I wasn't crazy about how some scenes ended as soon as we answered the scene question...I know in theory I could have framed a second scene to answer, "So how did that first scene resolve, anyway?" but somehow I kept forgetting. That might be something I'd get better at with more play.

I wasn't sure about the value of having 5 votes instead of 2.

Really neat things about Microscope:
Broken time (its killer app) - I'd like to try something Reservoir Dogsish or Pulp Fictionish with it - I think that might be as simple as capping the span from "starting to gather a team to do a heist" to "the heist went pear-shaped"

The thoughts! What a cool mechanic. I imagined an actor asking "What's my motivation?"

It's challenging - the way time jumps around to new scenes with new characters pushes you to roleplay a lot of different stuff.
Cy M.
user 12565307
Seattle, WA
Post #: 5
I didn't really care about most of the characters at the time either. In retrospect, I think the Child-Emperor could/should have been sympathetic, but that wasn't as clear until we were done. I feel you on the sadistic thing, too. Maybe we played the horror idea too hard? I think that feeling of connection/caring is what Sylvia was pushing for when she picked the Ordinary People focus, but maybe that was too late in the game to stick.

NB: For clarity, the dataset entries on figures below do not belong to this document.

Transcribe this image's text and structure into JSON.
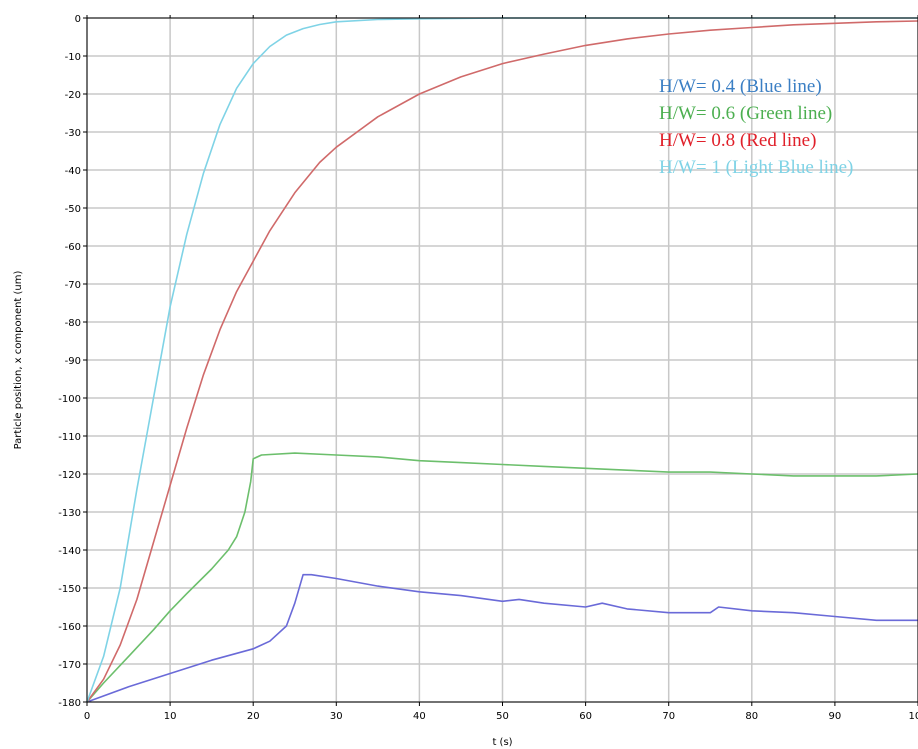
{
  "chart_data": {
    "type": "line",
    "xlabel": "t (s)",
    "ylabel": "Particle position, x component (um)",
    "xlim": [
      0,
      100
    ],
    "ylim": [
      -180,
      0
    ],
    "xticks": [
      "0",
      "10",
      "20",
      "30",
      "40",
      "50",
      "60",
      "70",
      "80",
      "90",
      "100"
    ],
    "yticks": [
      "0",
      "-10",
      "-20",
      "-30",
      "-40",
      "-50",
      "-60",
      "-70",
      "-80",
      "-90",
      "-100",
      "-110",
      "-120",
      "-130",
      "-140",
      "-150",
      "-160",
      "-170",
      "-180"
    ],
    "grid": true,
    "legend": {
      "placement": "top-right",
      "entries": [
        {
          "text": "H/W= 0.4 (Blue line)",
          "color": "#3b7fc4"
        },
        {
          "text": "H/W= 0.6 (Green line)",
          "color": "#4caf50"
        },
        {
          "text": "H/W= 0.8 (Red line)",
          "color": "#e0202a"
        },
        {
          "text": "H/W= 1 (Light Blue line)",
          "color": "#7fd3e6"
        }
      ]
    },
    "series": [
      {
        "color": "#6a6ad8",
        "x": [
          0,
          5,
          10,
          15,
          20,
          22,
          24,
          25,
          26,
          27,
          30,
          35,
          40,
          45,
          50,
          52,
          55,
          60,
          62,
          65,
          70,
          75,
          76,
          80,
          85,
          90,
          95,
          100
        ],
        "y": [
          -180,
          -176,
          -172.5,
          -169,
          -166,
          -164,
          -160,
          -154,
          -146.5,
          -146.5,
          -147.5,
          -149.5,
          -151,
          -152,
          -153.5,
          -153,
          -154,
          -155,
          -154,
          -155.5,
          -156.5,
          -156.5,
          -155,
          -156,
          -156.5,
          -157.5,
          -158.5,
          -158.5
        ]
      },
      {
        "color": "#6cbf6c",
        "x": [
          0,
          2,
          5,
          8,
          10,
          12,
          15,
          17,
          18,
          19,
          19.7,
          20,
          21,
          25,
          30,
          35,
          40,
          45,
          50,
          55,
          60,
          65,
          70,
          75,
          80,
          85,
          90,
          95,
          100
        ],
        "y": [
          -180,
          -175,
          -168,
          -161,
          -156,
          -151.5,
          -145,
          -140,
          -136.5,
          -130,
          -122,
          -116,
          -115,
          -114.5,
          -115,
          -115.5,
          -116.5,
          -117,
          -117.5,
          -118,
          -118.5,
          -119,
          -119.5,
          -119.5,
          -120,
          -120.5,
          -120.5,
          -120.5,
          -120
        ]
      },
      {
        "color": "#d06a6a",
        "x": [
          0,
          2,
          4,
          6,
          8,
          10,
          12,
          14,
          16,
          18,
          20,
          22,
          25,
          28,
          30,
          35,
          40,
          45,
          50,
          55,
          60,
          65,
          70,
          75,
          80,
          85,
          90,
          95,
          100
        ],
        "y": [
          -180,
          -174,
          -165,
          -153,
          -138,
          -123,
          -108,
          -94,
          -82,
          -72,
          -64,
          -56,
          -46,
          -38,
          -34,
          -26,
          -20,
          -15.5,
          -12,
          -9.5,
          -7.2,
          -5.5,
          -4.2,
          -3.2,
          -2.5,
          -1.8,
          -1.4,
          -1.0,
          -0.8
        ]
      },
      {
        "color": "#7fd3e6",
        "x": [
          0,
          2,
          4,
          6,
          8,
          10,
          12,
          14,
          16,
          18,
          20,
          22,
          24,
          26,
          28,
          30,
          35,
          40,
          50,
          60,
          70,
          80,
          90,
          100
        ],
        "y": [
          -180,
          -168,
          -150,
          -124,
          -100,
          -76,
          -57,
          -41,
          -28,
          -18.5,
          -12,
          -7.5,
          -4.5,
          -2.8,
          -1.7,
          -1.0,
          -0.4,
          -0.2,
          0,
          0,
          0,
          0,
          0,
          0
        ]
      }
    ]
  }
}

I actually kind of like the way scenes cut when the question is answered. It keeps the scenes from rambling and, as you say, you can still come back with a clear question for a follow on scenes. We've done that a couple of times in previous games I've played. (Side question: is "no-one who wasn't in the previous scene" a kosher character exclusion?) I think what was a little off here is that we ended up answering some of our scene questions by Drama/Voting rather than as a direct outcome of the scene. Which made a couple of scenes end kind of abruptly, and feel kind of irrelevant.

I definitely think there's a learning curve, and it's kind of a different kind of learning curve from a lot other story games.

Now that you mention it, I could see a kind of cool Microscope|Fiasco mashup. You have a protagonist in an ill-fated caper. You're framing scenes ala microscope. But the Tone is set on a per-character basis, so if you had negative drama in a "previous" scene, you can only get positive drama for the current scene.
Ben R.
Group Organizer
Seattle, WA
Post #: 68
One of the recommendations from the text is, when in doubt, make very specific, concrete Foci rather than broad ones. So instead of Rituals, your might pick a particular thing that happened, like "the ritual that bound the serpent-spirit to the black ziggurat." Instead of a broad category of people, your Focus could be just one person, like "Tecumah, a temple priest."

The tighter the Focus, the more in the moment your game plays. You also are more likely to have multiple Scenes with some of the same characters, so you start to see their stories emerge, and you get more interested in seeing what happens/happened to them.